Deofano :: Duapuluh

3.2K 228 0
                                        

Seperti biasa, Fano masuk kelas setelah lebih dulu memerhatikan Affra sampai di kelas. Saat itu, bangkunya ditempati oleh Ori yang langsung heboh begitu pertama kali melihatnya.

"Apa kabar, bos? Sehat?"

Fano hanya mengangguk. Suasana hatinya tidak begitu baik untuk diajak mengobrol atau pun bercanda terlalu lama. Jadi yang ia lakukan hanyalah diam memerhatikan bagaimana dia sahabatnya ini tak bisa diam bahkan saat mereka sama-sama tengah bermain game. Seolah mereka tak mempunyai masalah dalam hidupnya. Fano jadi ingin hidup seperti mereka. Rasa-rasanya keluarganya begitu rumit untuk dipahami.

Mulai dari bunda yang meninggalkannya tanpa alasan yang Fano ketahui. Lalu sekarang ayahnya tiba-tiba mengatakan bahwa ia akan menikahi seorang wanita dalam waktu dekat.

Kejutan macam apa ini?

Fano bahkan hanya duduk diam ketika pertandingan antara kelasnya dan kakak kelas dimulai. Biasanya Fano ikut memeriahkan kendati hanya menabuh galon kosong. Tapi kali ini tidak. Fano hanya memerhatikan bagaimana teman sekelasnya bermain, termasuk Oji di dalamnya. Cowok itu memang atlet sepak bola sejak ia duduk di bangku SD. Sedangkan Ori, bakatnya lebih ke seni lukis. Fano? Ia hanya bisa bernyanyi dan bermain gitar. Itu saja.

Ori berteriak heboh saat Oji berhasil memasukkan bola ke gawang lawan, mencetak gol. Dan Fano hanya bisa menutup kuping, karena Ori berteriak tepat di sampingnya. Sepertinya Fano butuh udara segar setelah ini. Ia perlu menenangkan pikirannya dan mungkin berpikir lebih jauh ke depan. Tentang keputusannya.
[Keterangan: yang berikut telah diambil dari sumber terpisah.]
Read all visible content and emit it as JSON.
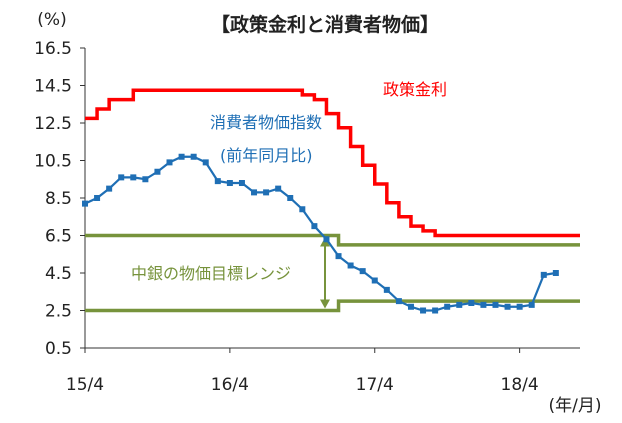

Sebelum itu Fano akan menceritakan hal ini kepada Affra, seperti janjinya semalam.

Setelah heboh menyambut kemenangan telak kelasnya, Fano izin keluar. Sebelumnya Fano juga ikut merayakan kesuksesan mereka dengan foto bersama satu kelas. Oji dan Ori mengiyakan saja karena Fano terlihat berbeda. Selain terlihat lebih kurus dan sedikit pucat, wajahnya juga selalu muram. Oji pikir mungkin Fano sedang ada masalah dan butuh hiburan. Tak perlu menanyakan apa pun karena ia tahu pasti, Fano akan menceritakannya nanti.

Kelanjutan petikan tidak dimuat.